Tuesday, February 28, 2012

The Val d’Intelvi and the perfect plate of antipasto

There’s a little known valley nestled in the foothills of the Alps between Lake Como and Lake Lugano. It’s called the Val d’Intelvi and it’s the place where I come when I need to get away from the crowd. In that respect I’m in good company. George Clooney was known to drive up here on his Harley Davidson from his house in Laglio on the shores of the lake. I know because many of the local bars and restaurants have a picture of George hanging pride-of-place on their wall, a memento of his visit. 

Relatively under-populated, the Val d’Intelvi is as far removed from the hustle and bustle that has come to characterise life below by Lake Como. Dominated by pine and beech forests, open pastures and peaceful villages, every time I visit I feel myself taking a step back in time. The winding mountainous road takes me past a series of charming largely unspoiled mountain villages. The Romanesque churches stand out, the legacy of the so-called Maestri Comacini, a group of master craftsmen, painters and sculptors who worked in the valley in the era of the Renaissance.

Arriving in Lanzo d’Intelvi, a small town at the northern end of the valley, I take to a good pair of hiking boots and begin the ascent to the Sighignola, known as the ‘Balcony of Italy’ (alt 1324 mt.). It's a beautiful day and the walk will take about ninety minutes, depending on the snow.  At the summit I’m rewarded with a magnificent view of Lake Lugano, the Alps, the plains of Lombardy and what I wanted most, complete solitude. There used to be a bar pizzeria here but it has since closed down. People stopped coming – perhaps it was too much effort. George was here though.

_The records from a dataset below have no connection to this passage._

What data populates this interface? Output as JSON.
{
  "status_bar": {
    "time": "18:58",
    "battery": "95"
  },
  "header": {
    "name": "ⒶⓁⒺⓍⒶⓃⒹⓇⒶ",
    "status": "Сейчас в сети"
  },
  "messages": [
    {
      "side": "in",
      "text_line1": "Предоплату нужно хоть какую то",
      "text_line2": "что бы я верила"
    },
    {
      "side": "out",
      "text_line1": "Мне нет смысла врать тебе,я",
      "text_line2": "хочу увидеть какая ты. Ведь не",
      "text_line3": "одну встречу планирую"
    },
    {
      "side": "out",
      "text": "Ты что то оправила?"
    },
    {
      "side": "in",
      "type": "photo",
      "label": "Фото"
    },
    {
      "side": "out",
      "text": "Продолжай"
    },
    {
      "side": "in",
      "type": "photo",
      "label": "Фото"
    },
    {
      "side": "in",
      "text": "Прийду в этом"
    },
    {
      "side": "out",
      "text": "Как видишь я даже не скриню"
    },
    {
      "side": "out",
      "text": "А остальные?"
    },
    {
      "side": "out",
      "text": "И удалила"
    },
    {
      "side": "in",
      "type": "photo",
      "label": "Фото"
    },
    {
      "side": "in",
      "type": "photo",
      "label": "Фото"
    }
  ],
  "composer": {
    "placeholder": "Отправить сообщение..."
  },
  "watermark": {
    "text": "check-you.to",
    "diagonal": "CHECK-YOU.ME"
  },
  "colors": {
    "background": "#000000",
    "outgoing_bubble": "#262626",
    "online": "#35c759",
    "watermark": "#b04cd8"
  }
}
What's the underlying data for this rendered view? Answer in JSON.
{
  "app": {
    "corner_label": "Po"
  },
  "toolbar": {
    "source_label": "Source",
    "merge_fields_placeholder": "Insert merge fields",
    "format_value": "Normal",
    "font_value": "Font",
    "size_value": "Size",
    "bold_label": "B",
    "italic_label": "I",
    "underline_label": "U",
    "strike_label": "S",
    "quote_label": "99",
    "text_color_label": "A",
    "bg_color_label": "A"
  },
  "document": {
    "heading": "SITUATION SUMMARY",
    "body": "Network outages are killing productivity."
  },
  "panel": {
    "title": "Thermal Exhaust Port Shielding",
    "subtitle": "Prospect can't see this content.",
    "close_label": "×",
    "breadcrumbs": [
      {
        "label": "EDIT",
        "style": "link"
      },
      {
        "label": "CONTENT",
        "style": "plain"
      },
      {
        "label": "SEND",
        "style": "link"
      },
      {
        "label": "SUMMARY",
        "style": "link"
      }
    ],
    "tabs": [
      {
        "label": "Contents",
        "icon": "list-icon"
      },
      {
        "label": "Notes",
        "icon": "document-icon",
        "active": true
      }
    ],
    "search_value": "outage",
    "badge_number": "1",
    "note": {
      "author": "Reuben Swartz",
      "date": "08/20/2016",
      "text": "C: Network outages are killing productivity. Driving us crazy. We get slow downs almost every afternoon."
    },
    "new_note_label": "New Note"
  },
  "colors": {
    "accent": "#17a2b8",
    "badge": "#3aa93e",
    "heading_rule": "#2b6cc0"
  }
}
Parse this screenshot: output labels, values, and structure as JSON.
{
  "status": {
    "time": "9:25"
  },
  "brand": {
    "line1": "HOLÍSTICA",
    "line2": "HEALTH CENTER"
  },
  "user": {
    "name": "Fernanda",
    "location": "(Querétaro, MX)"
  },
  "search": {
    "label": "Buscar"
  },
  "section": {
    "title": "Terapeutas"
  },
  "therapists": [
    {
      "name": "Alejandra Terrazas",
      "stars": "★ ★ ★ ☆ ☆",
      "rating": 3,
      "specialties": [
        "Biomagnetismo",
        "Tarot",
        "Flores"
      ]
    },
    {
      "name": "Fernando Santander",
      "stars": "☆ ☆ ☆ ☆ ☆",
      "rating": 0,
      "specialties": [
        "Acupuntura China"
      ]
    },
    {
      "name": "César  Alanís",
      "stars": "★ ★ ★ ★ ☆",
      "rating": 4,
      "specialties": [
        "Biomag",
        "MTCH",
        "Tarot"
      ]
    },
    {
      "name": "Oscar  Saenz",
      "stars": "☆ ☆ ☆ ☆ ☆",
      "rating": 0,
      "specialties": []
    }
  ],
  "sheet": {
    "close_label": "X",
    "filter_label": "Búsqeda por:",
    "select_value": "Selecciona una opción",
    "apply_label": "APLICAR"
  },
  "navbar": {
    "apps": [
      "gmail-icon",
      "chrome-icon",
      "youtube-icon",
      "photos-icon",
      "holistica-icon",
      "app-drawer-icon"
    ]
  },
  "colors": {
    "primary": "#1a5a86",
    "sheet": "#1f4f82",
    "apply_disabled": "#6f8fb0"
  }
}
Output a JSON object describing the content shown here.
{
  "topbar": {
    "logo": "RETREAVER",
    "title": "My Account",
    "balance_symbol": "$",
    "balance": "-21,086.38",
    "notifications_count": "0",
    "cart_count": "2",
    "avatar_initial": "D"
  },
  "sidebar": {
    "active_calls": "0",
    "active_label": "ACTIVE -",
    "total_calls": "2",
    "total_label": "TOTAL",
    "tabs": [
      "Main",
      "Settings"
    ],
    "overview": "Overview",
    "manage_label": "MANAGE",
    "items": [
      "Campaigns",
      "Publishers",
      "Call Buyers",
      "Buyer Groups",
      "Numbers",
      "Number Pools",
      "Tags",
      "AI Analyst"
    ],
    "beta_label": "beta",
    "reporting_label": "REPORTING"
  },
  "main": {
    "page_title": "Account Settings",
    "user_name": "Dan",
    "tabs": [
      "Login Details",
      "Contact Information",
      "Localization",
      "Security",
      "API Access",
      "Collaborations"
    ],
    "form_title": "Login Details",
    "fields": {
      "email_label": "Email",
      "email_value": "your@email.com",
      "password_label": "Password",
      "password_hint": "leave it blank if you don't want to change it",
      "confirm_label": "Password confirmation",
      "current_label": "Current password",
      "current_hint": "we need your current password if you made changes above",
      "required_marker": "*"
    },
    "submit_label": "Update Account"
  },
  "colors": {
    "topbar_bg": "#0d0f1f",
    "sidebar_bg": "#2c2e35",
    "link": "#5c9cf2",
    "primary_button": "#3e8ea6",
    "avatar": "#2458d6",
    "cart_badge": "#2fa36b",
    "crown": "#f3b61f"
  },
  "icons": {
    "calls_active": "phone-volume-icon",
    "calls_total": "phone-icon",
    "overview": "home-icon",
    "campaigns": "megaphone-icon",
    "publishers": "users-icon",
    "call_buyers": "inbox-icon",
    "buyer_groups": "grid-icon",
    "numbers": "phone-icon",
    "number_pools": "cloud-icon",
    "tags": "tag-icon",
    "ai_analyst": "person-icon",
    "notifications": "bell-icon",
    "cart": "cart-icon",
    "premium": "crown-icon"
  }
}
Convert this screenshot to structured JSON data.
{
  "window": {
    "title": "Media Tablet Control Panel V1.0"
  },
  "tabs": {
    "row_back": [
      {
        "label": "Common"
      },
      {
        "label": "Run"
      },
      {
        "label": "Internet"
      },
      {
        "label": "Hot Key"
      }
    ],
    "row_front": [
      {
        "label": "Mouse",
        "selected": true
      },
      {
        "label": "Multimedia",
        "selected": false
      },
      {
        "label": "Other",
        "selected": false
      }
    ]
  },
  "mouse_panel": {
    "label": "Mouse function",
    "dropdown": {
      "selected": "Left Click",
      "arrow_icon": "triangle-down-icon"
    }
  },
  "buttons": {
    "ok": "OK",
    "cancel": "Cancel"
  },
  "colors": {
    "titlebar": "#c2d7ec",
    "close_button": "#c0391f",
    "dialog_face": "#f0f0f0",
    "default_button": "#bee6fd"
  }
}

I remember seeing his picture on the wall the last time I enjoyed a plate of polenta condita (a local dish of soft polenta covered in melted taleggio cheese topped with an egg) here.  

It’s a shame because there’s nothing like a long hike in the snow to sharpen the appetite. Not to mention, the polenta was very good. Luckily, half way down the mountain there’s a charming mountain lodge run by an old friend, Fabio. Fabio takes considerable pride in his food, serving little that he doesn’t either produce himself or is grown, sourced or produced locally. Whenever I visit I always opt for a platter of affetatto and a carafe of his house red. 

A platter of mixed affitati (mixed cured meats) is practically the national starting point for a good meal in Italy. At its very best, it can constitute a meal in its own right. The secret to making a good affetatto is twofold – keep it simple and keep it local. It doesn’t cease to amaze me how many restaurants (particularly those catering to the tourist trade) in different parts of the country content themselves with serving Parma ham and lardo di colonnata. Why they do so: because being the two most recognised cured meats, it’s the easy option.  I live in Emilia, arguably home to the best cured meat products in the country. However, when I travel to the Alps, I don’t want to see even the merest evidence of Prosciutto di Parma, Piacentine salami or culatello on my plate - however good these things may be. What I want is local!

Fabio’s platter of affetatto is testament to how it should be done. I’m presented with a large platter of bresaola, cooked salami, a locally cured game salami, lardo, a slab of nostrano (local) cheese and crostini with black truffle paste. Everything, except the cooked salami and the black truffle paste, was sourced in the surrounding valley. The salami and the truffle spread he made himself. The only thing missing is George himself!

1 comment:

  1. That platter looks gorgeous - it is making me hungry just looking at it.